避難訓練に役立つ測定器

避難訓練は「いかに迅速かつ安全に逃げるか」を検証する場ですので、環境の安全性と避難行動の客観的評価を行うための測定器が役立ちます。

主に以下のような測定器を用いることで、訓練の質を一段階高めることができます。

1. 照度計(避難経路の安全性評価)

先ほど触れた通り、避難訓練において非常に重要なツールです。

  • 用途
    停電時を想定した「非常照明」や「誘導灯」の明るさが、法令基準を満たしているか、また実際に避難する際に足元が見えるかを数値で確認します。
  • ポイント
    「昼間は明るいから大丈夫」ではなく、実際の夜間訓練や、遮光カーテンを閉めた状態での「疑似暗闇環境」で測ることが重要です。

2. 騒音計(指示の聞き取りやすさ)

避難時、パニック状態やサイレン音の中で、誘導員の指示がしっかり届くかを検証します。

  • 用途
    非常放送やメガホンの音量が、騒音環境下でどの程度聞き取れるかを測定します。
  • ポイント
    避難の合図(サイレン等)と誘導員の肉声のバランスを確認し、「声が大きすぎて内容が不明瞭になっていないか」「逆に小さすぎて聞こえない場所はないか」を調整するのに役立ちます。

3. ストップウォッチ・タイマー(避難所要時間の計測)

訓練において最も基本となる「タイム計測」です。

  • 用途
    異常発生から全員が避難完了するまでの時間を秒単位で正確に記録します。
  • ポイント
    複数のチェックポイント(各階からの脱出時間など)で計測することで、混雑が発生している「ボトルネック(滞留箇所)」を特定し、動線の改善に直結させます。

4. 風速計(屋外避難時の安全確認)

特に高層ビルや大規模施設での避難訓練時に役立ちます。

  • 用途
    避難場所である屋外の風速を確認します。
  • ポイント
    強風時に避難する場合、どの程度の風速で転倒のリスクがあるか、あるいは避難経路上の看板や設備が飛来する恐れがないか、というリスクアセスメントの判断材料になります。
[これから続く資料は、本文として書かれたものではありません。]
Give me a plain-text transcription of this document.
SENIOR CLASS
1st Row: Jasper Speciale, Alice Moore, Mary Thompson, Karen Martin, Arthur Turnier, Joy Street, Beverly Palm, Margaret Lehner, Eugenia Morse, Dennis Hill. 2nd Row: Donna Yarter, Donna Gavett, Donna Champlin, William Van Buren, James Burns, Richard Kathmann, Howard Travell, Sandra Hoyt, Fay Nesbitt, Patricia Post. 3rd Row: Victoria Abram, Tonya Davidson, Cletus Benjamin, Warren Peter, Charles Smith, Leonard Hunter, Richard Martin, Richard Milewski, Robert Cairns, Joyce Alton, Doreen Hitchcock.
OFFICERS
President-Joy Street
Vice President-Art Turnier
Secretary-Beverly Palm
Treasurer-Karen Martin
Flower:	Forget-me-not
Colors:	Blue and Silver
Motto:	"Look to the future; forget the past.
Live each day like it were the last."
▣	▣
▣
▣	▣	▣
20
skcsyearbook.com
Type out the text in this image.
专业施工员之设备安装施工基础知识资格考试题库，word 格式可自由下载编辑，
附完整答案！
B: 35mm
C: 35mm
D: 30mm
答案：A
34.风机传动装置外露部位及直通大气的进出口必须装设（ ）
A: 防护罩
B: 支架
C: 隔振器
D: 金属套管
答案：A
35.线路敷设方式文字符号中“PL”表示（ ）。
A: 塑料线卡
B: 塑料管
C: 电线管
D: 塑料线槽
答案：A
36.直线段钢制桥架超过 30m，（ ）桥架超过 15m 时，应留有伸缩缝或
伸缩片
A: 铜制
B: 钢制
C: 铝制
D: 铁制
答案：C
5. サーモグラフィーカメラ(熱源・避難者の滞留検知)

最新の訓練で注目されているツールです。

  • 用途
    訓練参加者の移動状況を視覚的に把握します。
  • ポイント
    人体の熱を感知するため、暗所や煙の充満を想定した状況下でも「どこに人が溜まっているか」「誰が取り残されている可能性があるか」をモニター越しに俯瞰して確認できます。

お勧めの測定器

主な測定機器は以下になります。

まとめ

これらの測定器を使う際は、単に数値を測るだけでなく、以下のステップで実施すると効果的です。

  • 基準値の設定
    「最低これだけの明るさが必要」「この時間内に逃げ切る」という目標数値を事前に決めておく。
  • 計測値の記録
    測定した数値を記録し、過去のデータと比較する。
  • 改善へのフィードバック
    数値が悪ければ「誘導経路の変更」「非常灯の増設」「放送設備の調整」などを具体的に検討する。